1) It can cause hepatotoxicity, less so than disulfiram, but I don’t recommend it for patients with liver failure;
2) At least anecdotally, it can cause encephalopathy, especially in people with cirrhosis; and
3) It can precipitate opioid withdrawal if patients have any opioids in their system.

So, clinicians should be careful with naltrexone in patients with opioid use disorder (OUD). Of course, naltrexone isn’t contraindicated in patients with OUD, and the injectable form is actually an approved OUD treatment, but clinicians should just be cautious.

CATR: What lab values are important to consider when prescribing naltrexone?
Dr. Bataller: Avoid naltrexone if transaminases are very high, five times the upper limit of normal. But if that is the case, there is usually more going on than just heavy drinking. More important are the synthetic markers we ­discussed before: bilirubin, albumin, and INR. There are no studies or established protocols here, so this is an expert opinion, but I would not give naltrexone to patients with total bilirubin greater than 3 or INR greater than 1.5. That indicates synthetic dysfunction and risks further hepatotoxicity. That being said, naltrexone can be cautiously considered in these patients as long as they are monitored carefully. I’ve taken this risk and succeeded in a few cases.

Table: Important Laboratory Values



(Click to view full-size PDF.)

CATR: Do you adjust the dose for these patients?
Dr. Bataller: Again, there is no evidence base, but I start with 50% of the dose in patients with impaired synthetic function. That is, if I decide to use naltrexone at all.

CATR: We’ve discussed disulfiram and naltrexone. What about other medications for AUD in patients with liver disease?
Dr. Bataller: Acamprosate is the only one left that is FDA approved. But there are others with varying amounts of evidence: gabapentin, baclofen, and topiramate. These all seem to be safe. For an overview, I recommend a review article I co-wrote discussing these medications in the setting of alcoholic liver disease (Arab JP et al, Nat Rev Gastroenterol Hepatol 2022;19(1):45–59).

CATR: How does comorbid viral hepatitis affect all this?
Dr. Bataller: Well, it makes everything worse, as you might imagine. The laboratory monitoring that we discussed is the same, whether you are talking about alcoholic liver disease or viral hepatitis. Obesity increases fat deposition in the liver as well and accelerates disease progression. Of course, research studies try to isolate causes of disease and treatments, but in real life, comorbidity is common. We may treat hepatitis C (HCV), but if the patient is still drinking heavily, their liver disease won’t get any better. So, we need to treat comorbidities; we have to be holistic and inclusive.
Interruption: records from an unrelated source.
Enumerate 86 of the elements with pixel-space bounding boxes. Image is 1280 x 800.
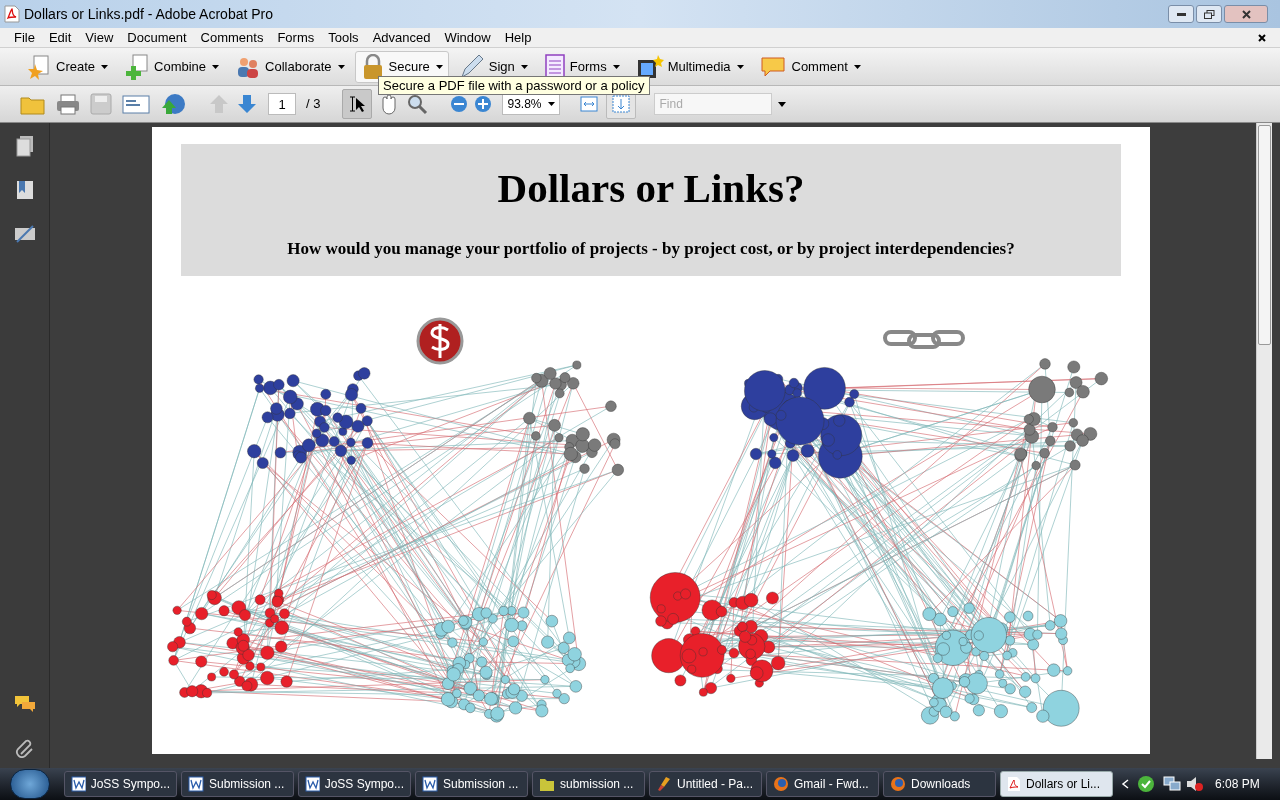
document-icon [422,776,438,792]
toolbar-button[interactable]: Collaborate [229,50,351,83]
caret-icon [101,64,109,69]
taskbar-button[interactable]: Untitled - Pa... [649,771,762,797]
document-icon [188,776,204,792]
menu-item[interactable]: Advanced [366,27,437,48]
document-title: Dollars or Links? [497,164,805,213]
taskbar-button[interactable]: Downloads [883,771,996,797]
down-arrow-icon[interactable] [236,93,258,115]
pages-icon[interactable] [14,135,35,157]
caret-icon [612,64,620,69]
close-icon [1258,33,1266,42]
menu-item[interactable]: Comments [194,27,270,48]
close-document-button[interactable] [1256,31,1268,44]
menu-item[interactable]: Edit [42,27,78,48]
bookmark-icon[interactable] [14,179,35,201]
maximize-button[interactable] [1196,5,1222,23]
menu-item[interactable]: Window [438,27,497,48]
dollar-coin-icon [416,317,464,365]
tooltip: Secure a PDF file with a password or a policy [378,76,650,95]
zoom-in-icon[interactable] [474,95,493,113]
caret-icon [212,64,220,69]
close-icon [1241,9,1251,19]
globe-arrow-icon[interactable] [160,92,186,116]
caret-icon [520,64,528,69]
envelope-icon[interactable] [122,93,150,115]
toolbar-button[interactable]: Comment [753,50,867,83]
fit-page-icon [611,94,632,114]
document-icon [305,776,320,792]
clock[interactable]: 6:08 PM [1215,775,1260,793]
network-icon[interactable] [1163,775,1181,793]
caret-icon [337,64,345,69]
muted-speaker-icon[interactable] [1185,775,1203,793]
globe-fox-icon [890,776,906,792]
scrollbar-thumb[interactable] [1258,125,1271,345]
scrollbar[interactable] [1256,123,1272,759]
folder-icon [539,776,555,792]
pdf-file-icon [4,5,20,23]
toolbar-button[interactable]: Create [20,50,115,83]
fit-width-icon[interactable] [578,93,601,115]
shield-check-icon[interactable] [1137,775,1155,793]
taskbar-button[interactable]: Submission ... [415,771,528,797]
chain-icon [883,330,965,349]
chevron-icon[interactable] [1121,779,1129,789]
menu-item[interactable]: Forms [271,27,321,48]
menu-item[interactable]: Document [121,27,193,48]
speech-bubbles-icon[interactable] [12,694,37,714]
signature-icon[interactable] [13,223,36,245]
zoom-out-icon[interactable] [450,95,469,113]
film-star-icon [635,53,664,80]
restore-icon [1203,9,1215,19]
menu-item[interactable]: Help [498,27,538,48]
close-button[interactable] [1224,5,1268,23]
minimize-button[interactable] [1168,5,1194,23]
page-number-field[interactable]: 1 [268,93,296,115]
window-title: Dollars or Links.pdf - Adobe Acrobat Pro [24,4,274,24]
taskbar-button[interactable]: JoSS Sympo... [64,771,177,797]
menu-item[interactable]: View [79,27,120,48]
document-subtitle: How would you manage your portfolio of projects - by project cost, or by project interdependencies? [287,237,1015,260]
document-icon [71,776,86,792]
taskbar-button[interactable]: JoSS Sympo... [298,771,411,797]
minimize-icon [1176,12,1186,16]
pdf-file-icon [1007,776,1021,792]
toolbar-button[interactable]: Combine [118,50,226,83]
taskbar-button[interactable]: submission ... [532,771,645,797]
page-count: / 3 [306,95,321,114]
caret-icon [736,64,744,69]
speech-bubble-icon [759,54,788,79]
printer-icon[interactable] [56,93,80,115]
globe-fox-icon [773,776,789,792]
pages-plus-icon [124,53,151,80]
taskbar-button[interactable]: Dollars or Li... [1000,771,1113,797]
menu-item[interactable]: Tools [322,27,365,48]
caret-icon [853,64,861,69]
taskbar-button[interactable]: Gmail - Fwd... [766,771,879,797]
find-field[interactable]: Find [654,93,773,115]
select-tool-button[interactable] [342,89,373,119]
magnifier-icon[interactable] [406,93,429,115]
caret-icon [435,64,443,69]
caret-icon[interactable] [778,101,787,107]
brush-icon [656,776,672,792]
menu-item[interactable]: File [8,27,41,48]
zoom-dropdown[interactable]: 93.8% [502,93,561,115]
taskbar-button[interactable]: Submission ... [181,771,294,797]
sparkle-page-icon [26,53,52,80]
caret-icon [548,102,556,106]
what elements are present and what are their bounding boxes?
CATR: Would you treat HCV in a patient who is actively drinking?
Dr. Bataller: That is a very good question, and different providers will answer differently. For me, it’s an ethical issue, and I say yes. I always say, “You’re not a judge; you’re not a police officer; you’re not a priest. You’re a doctor.” So, if your patient might benefit from HCV treatment, you should advocate for it; many people will improve if their HCV is cured. People who continue to drink heavily are likely to still have active liver disease even after treating HCV, but as physicians, we have a mission to protect public health as well. Alcohol use also increases risky sexual behavior, drug use, and needle sharing. So, treating HCV in patients who continue to drink protects the public as well.

CATR: And finally, when should mental health and addiction providers consider expert hepatology consultation?
Dr. Bataller: First of all, we should be working together much more. We work in silos, but of course the patient’s organ systems are all connected and affect one another. Ideally, every addiction center should have a hepatologist linked to it. But more generally, early detection of disease and referral is best. Review the labs we talked about earlier, and consider making a referral to a hepatologist at any sign of underlying cirrhosis, liver failure as indicated by impaired synthetic function, or clinically obvious jaundice.

CATR: Thank you for your time, Dr. Bataller.